Around 810,000 Michigan children and their families have now begun to receive automatic food assistance from the Michigan Department of Health and Human Services (DHHS), the state announced this week.
The $741.6 million total in assistance benefits is aimed toward Michigan families that normally rely on free or reduced-price lunches at school to help feed their children, but can no longer do so due to at-home learning during COVID-19.
DHHS is automatically issuing the benefits now through the end of the month, with monthly payments to continue through June.
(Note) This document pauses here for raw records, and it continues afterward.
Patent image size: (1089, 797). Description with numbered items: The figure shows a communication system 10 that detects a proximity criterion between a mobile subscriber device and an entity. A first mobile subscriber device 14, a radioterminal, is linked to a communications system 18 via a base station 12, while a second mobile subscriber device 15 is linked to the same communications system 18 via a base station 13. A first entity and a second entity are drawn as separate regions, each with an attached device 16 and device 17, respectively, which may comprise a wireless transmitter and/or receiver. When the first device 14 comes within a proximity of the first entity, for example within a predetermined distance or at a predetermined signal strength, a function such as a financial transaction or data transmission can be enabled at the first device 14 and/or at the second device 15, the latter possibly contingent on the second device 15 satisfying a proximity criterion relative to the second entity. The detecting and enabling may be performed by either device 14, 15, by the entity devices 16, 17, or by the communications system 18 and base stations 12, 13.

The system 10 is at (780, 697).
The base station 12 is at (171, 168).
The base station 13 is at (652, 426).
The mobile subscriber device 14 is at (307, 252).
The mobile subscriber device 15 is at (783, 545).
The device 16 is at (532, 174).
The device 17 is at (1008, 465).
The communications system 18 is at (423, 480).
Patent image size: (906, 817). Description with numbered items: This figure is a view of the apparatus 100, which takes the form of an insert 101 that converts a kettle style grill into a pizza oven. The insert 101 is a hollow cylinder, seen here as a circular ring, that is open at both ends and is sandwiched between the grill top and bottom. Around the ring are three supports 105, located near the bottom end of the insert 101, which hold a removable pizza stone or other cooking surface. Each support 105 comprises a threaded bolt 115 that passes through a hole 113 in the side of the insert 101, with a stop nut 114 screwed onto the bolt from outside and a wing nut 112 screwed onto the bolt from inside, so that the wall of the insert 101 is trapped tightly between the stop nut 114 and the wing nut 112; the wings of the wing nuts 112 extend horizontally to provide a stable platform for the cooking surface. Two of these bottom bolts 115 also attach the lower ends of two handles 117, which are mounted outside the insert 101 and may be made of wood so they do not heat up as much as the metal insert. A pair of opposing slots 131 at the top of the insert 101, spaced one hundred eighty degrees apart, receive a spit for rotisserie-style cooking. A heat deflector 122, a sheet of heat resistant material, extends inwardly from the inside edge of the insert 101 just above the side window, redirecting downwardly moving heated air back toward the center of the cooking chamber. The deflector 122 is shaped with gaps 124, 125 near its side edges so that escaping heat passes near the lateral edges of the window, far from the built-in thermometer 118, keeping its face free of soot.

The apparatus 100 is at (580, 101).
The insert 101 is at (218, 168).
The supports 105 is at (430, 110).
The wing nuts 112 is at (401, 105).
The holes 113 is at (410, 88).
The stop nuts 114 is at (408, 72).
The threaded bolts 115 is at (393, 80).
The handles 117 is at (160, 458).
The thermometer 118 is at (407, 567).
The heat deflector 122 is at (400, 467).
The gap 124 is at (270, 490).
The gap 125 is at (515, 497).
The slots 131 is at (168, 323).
Benefits are retroactive to September.
This second round of Pandemic-Electronic Benefit Transfer (EBT) benefits for Michigan was approved earlier this year by the U.S. Department of Agriculture Food and Nutrition Services. Last school year, Michigan was the first state in the nation to gain approval of and distribute its first round of Pandemic-EBT benefits.
“Michigan has been a national leader in making sure families can put food on the table during COVID and this Pandemic-EBT will continue to ensure that no child in our state goes hungry during the pandemic,” Gov. Gretchen Whitmer said in a statement.
“Students are steadily returning to in-person learning because of the progress we’ve made combatting COVID-19, but kids who don’t go to school five days a week have a harder time accessing the free and reduced-price meals available to them at school. Pandemic-EBT closes this gap, giving our children another option for accessing nutritious food.”
Families receiving the dollars can use them to pay for food at stores or online. Families can find a list of retailers here, and can also use their benefits online to purchase food from Amazon, Walmart or Aldi.